如何复制 const char* 类型变量的内容？

Question

I know the difference between:

char *a = "string";
char p[] = "string";

from *a , it acts as the following...

     +-----+     +---+---+---+---+---+---+---+ 
  a: |  *======> | s | t | r | i | n | g |\0 |    
     +-----+     +---+---+---+---+---+---+---+ 

If I want to create another variable say

char *b;

and I hope it copies all contents in pointer a points to instead of pointing to the a's content.

     +-----+     +---+---+---+---+---+---+---+      
  a: |  *======> | s | t | r | i | n | g |\0 |    
     +-----+     +---+---+---+---+---+---+---+ 
  b: |  *======> | s | t | r | i | n | g |\0 |    
     +-----+     +---+---+---+---+---+---+---+ 

How to do this ?

Answer 1

In C, you can allocate a new buffer b, and then copy your string there with standard library functions like this:

b = malloc((strlen(a) + 1) * sizeof(char));
strcpy(b,a);

Note the +1 in the malloc to make room for the terminating '\\0' . The sizeof(char) is redundant, but I use it for consistency.

In C++, you should use the safer and more elegant std::string :

std::string b {a};

Answer 2

In C++, you can do

const size_t n = strlen(a);   // excludes null terminator
char *b = new char[n + 1]{};  // {} zero initializes array
std::copy_n(a, n, b);

Live Example

However I recommend using std::string over C-style string since it is

• deals with \\0 -embedded strings correctly
• safe
• easy to use

Answer 3

a 's content, as you posted, points to a read-only memory location set up by the compiler. If you want to have another one at compile-time with distinct values you'll have to define one yourself:

char *a = "string";
char *b = "string"; // Nb. This might point to the same location as a

Notice that according to §2.14.5, whether these two pointers will point or not to the same memory location is implementation defined

Whether all string literals are distinct (that is, are stored in nonoverlapping objects) is implementation defined.

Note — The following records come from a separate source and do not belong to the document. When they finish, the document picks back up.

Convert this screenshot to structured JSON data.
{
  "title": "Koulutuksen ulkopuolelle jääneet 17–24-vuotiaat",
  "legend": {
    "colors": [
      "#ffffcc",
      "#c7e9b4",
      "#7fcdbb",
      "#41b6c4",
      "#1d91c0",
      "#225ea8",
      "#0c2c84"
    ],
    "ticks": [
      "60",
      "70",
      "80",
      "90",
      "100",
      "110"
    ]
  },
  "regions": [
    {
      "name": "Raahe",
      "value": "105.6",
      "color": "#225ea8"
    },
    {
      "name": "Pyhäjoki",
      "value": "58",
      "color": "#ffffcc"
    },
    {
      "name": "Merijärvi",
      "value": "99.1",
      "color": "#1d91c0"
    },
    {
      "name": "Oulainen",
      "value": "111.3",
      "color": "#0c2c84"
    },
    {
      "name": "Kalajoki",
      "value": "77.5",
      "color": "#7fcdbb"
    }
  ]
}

Otherwise go for a heap-stored location like:

size_t len = strlen(a); // Doesn't include null-terminator character
char *b = new char[len+1];
memcpy(b, a, len); // Assumes plain ASCII string
b[len] = '\0';

I would go for std::string s anyway.

Answer 4

You can use the non-standard (but available on many implementations) strdup function from <string.h> :

char *b;
strdup(b, a);
...
free(b);

or you can reserve space with malloc and then strcpy :

char *b;
b = malloc(strlen(a) + 1);
strcpy(b, a);
...
free(b);

Answer 5

The contents of a is what you have labelled as * in your diagram. a is your little box, and the contents of a are what is in the box!

The "string" is NOT the contents of a . It's somewhere else in memory, and a contains the address of that string.

Copying the contents of a to b would end up doing this:

   +-----+     +---+---+---+---+---+---+---+      
a: |  *======> | s | t | r | i | n | g |\0 |    
   +-----+  /  +---+---+---+---+---+---+---+ 
b: |  *====/
   +-----+     

To achieve what you have drawn in your second diagram, you need to take a copy of all the data which a is pointing to. This is not straightforward because how do you decide when to stop copying? There's no general way, but if you have predetermined that you just want to copy a string, then you can use a function which copies a string.

The common but non-standard strdup function will allocate new space and copy a string. Otherwise, you can allocate space (in any of the usual ways of allocating space in C) and then copy the string over to the allocated space.